An Aberdeen man caught with cannabis worth more than £320,000 has been jailed for five years.
The High Court in Glasgow heard fingerprints on a box containing almost £40,000 of drugs money linked 25-year-old Daniel Adams, from Aberdeen, to co-accused Ian Austin, 38, from Liverpool.
Adams was sentenced to 58 months in prison. Austin – who claimed the cash came from selling snakes – was jailed for 43 months.
Judge Lady Rae told the pair: “This is an evil trade that you are involved in. Lives are blighted by drugs.
“You both played an important role in this trade.
“What must your children think of you both? What sort of example are you giving to youngsters? I see the misery of drugs day in day out in this job and it is not a pleasant experience.”

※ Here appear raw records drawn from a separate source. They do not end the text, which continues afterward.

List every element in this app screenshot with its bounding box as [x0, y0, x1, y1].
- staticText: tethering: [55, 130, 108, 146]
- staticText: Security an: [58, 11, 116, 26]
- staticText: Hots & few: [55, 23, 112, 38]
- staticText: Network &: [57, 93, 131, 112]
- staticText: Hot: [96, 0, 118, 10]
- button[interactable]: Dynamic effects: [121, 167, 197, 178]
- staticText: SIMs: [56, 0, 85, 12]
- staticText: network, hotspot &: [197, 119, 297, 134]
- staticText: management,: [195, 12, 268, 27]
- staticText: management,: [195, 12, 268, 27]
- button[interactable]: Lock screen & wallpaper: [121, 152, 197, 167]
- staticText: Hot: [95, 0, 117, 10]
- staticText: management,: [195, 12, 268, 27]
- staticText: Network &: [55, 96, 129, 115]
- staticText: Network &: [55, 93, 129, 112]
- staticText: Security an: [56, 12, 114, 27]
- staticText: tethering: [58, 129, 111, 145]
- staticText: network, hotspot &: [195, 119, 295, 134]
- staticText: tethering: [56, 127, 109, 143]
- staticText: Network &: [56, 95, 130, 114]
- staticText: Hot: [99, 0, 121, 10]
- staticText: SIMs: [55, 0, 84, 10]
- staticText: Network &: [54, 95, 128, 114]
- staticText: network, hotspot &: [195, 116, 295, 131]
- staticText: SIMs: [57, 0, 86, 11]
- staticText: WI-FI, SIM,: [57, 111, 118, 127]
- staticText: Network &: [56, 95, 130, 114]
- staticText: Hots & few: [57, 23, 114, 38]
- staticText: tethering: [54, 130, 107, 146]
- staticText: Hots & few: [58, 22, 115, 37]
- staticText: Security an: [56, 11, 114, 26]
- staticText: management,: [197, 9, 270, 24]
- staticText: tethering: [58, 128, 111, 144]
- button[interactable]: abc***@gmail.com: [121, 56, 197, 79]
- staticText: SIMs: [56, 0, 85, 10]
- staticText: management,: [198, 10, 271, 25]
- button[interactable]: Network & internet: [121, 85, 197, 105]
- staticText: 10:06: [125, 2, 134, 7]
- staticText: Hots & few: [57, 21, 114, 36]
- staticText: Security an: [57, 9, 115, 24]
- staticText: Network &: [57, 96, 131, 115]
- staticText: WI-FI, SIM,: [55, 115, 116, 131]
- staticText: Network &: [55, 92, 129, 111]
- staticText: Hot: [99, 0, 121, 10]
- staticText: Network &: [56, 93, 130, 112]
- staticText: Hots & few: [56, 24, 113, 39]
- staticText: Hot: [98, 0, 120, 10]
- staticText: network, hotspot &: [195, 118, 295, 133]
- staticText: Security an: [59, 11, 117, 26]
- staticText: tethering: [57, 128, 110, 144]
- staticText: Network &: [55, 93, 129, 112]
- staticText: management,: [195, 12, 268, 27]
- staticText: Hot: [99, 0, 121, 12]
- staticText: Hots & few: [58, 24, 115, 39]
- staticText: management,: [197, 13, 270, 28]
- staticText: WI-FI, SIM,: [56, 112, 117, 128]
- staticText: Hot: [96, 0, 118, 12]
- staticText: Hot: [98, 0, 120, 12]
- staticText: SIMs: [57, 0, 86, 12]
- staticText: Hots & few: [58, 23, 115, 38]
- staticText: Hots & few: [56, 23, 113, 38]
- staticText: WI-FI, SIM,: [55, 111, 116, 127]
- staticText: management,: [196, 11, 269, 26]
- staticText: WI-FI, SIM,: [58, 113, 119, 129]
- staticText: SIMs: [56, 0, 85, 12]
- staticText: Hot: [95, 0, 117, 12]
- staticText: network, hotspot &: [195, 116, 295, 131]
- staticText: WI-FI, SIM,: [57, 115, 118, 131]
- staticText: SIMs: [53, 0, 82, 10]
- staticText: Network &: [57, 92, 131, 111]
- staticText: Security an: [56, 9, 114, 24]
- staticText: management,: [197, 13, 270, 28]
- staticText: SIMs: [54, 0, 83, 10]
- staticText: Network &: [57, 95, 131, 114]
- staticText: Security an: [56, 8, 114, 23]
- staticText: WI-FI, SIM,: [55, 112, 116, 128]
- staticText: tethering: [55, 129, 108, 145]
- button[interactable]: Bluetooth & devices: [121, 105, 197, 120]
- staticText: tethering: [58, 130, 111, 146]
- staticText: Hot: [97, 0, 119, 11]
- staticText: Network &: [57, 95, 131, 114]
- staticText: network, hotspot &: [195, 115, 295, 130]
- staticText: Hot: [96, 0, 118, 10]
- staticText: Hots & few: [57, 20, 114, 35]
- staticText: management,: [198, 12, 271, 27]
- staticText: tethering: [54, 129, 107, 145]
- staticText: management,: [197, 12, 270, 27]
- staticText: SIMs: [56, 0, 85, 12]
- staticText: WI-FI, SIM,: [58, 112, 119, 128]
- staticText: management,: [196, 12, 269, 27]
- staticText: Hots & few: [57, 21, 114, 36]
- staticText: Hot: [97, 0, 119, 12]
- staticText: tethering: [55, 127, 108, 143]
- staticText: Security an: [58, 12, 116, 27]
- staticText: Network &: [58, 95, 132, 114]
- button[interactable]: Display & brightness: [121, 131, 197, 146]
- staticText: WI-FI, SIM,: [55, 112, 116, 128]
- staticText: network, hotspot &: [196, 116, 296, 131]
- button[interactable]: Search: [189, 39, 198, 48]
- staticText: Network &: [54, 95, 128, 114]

Adams and Austin admitted being concerned in the supply of cannabis resin in September last year
The court heard after receiving information an organised crime gang was operating in the Aberdeen area and dealing in drugs, an undercover operation was set up which snared Adams and Austin.
Dad-of-two Adams was seen leaving a flat in Balgownie Court, Aberdeen, carrying a rucksack and giving it to Austin, who drove off.
Austin’s car was later stopped and searched, and £39,920 in cash was found in a shoebox inside the rucksack.
During a police interview Austin initially told police: “I breed Boa Python snakes and came from Liverpool to Aberdeen to supply a man with snakes.”
Adams was caught on the M74 near Bothwell, Lanarkshire. When the car in which he was a passenger was searched, a large quantity of cannabis resin was discovered.
Austin’s defence counsel Derick Nelson said that his client owed money to drug dealers.
Ronnie Renucci, defending Adams, said: “He accepts he had a choice and made the wrong choice. He recognises he has let himself down and let his family down.”
Detective Inspector Robin Sim, of the Organised Crime and Counter-Terrorism Unit in Aberdeen, said: “We had a lot of intelligence from people across Aberdeen about Adams, who turned out to be high up in the supply of controlled drugs across the city.”